The other big violator is the letter-of-the-law person. I saw this one tragically implemented one time. Our business team produced a CD that talked about the husband being responsible for the family finances. The letter-of-the-law people told all the males that they should be writing the checks and doing all of the budgeting. WOW! I have never seen so many couples’ monthly budgets get destroyed so quickly! The wife was the organized one, and the sanguine males started torturing themselves trying to do the budgets. The human way is to look from their shoes and implement the principle, not the details. The male could still be responsible for the month’s budget without having to do the technical work. Study anyone that has successful long-term relationships, and they have handled things in a human way instead of the dictator or letter-of-the-law way.
The third item of always seeking improvement can cover many areas, but let me try to boil it down to a few simple steps. First, be harder on yourself than you are on your team members. If you strive for excellence yourself, your team will always follow suit. Second, try to make all your goals revolve around helping others hit their goals. If you plan it that way, then by default, you are focusing on others but still striving for progress.

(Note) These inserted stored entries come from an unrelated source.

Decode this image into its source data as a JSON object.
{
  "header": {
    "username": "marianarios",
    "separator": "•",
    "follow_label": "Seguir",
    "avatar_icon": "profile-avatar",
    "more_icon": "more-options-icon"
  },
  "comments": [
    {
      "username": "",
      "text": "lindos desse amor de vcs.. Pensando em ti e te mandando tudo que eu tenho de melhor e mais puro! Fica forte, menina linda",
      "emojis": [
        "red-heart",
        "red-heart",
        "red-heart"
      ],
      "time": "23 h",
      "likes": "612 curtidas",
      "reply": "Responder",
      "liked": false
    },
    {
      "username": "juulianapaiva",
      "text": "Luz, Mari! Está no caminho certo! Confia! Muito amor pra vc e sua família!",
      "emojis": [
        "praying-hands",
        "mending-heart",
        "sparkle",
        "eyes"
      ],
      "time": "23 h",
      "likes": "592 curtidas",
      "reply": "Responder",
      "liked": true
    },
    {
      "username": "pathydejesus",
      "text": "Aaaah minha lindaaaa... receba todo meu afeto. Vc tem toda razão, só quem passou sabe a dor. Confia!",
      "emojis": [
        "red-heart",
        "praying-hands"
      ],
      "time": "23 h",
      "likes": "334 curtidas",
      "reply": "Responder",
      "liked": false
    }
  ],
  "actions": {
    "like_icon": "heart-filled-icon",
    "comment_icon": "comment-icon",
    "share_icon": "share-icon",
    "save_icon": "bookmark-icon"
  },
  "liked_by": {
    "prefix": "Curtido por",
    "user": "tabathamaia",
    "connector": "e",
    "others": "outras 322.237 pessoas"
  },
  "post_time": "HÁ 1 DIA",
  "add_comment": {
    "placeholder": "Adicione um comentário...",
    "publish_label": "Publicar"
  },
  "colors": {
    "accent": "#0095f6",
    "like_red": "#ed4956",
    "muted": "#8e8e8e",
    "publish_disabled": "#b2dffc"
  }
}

The last step from The Magic of Thinking Big is to confer with yourself. The number one job of the leader is to think. I believe it was Henry Ford who said, “The hardest work in life is thinking; that is why so few people engage in it.” If the leader is not mentally ahead of the followers, then that means he is mentally with the followers and, by default, cannot be leading. Leaders must have quiet moments in which they give themselves time to think through issues, game plan, and set goals. This should be a weekly habit, but then leaders also need some bigger (or longer) thought-processing moments. Bestselling author Chris Brady wrote a great book talking about that very subject called A Month of Italy.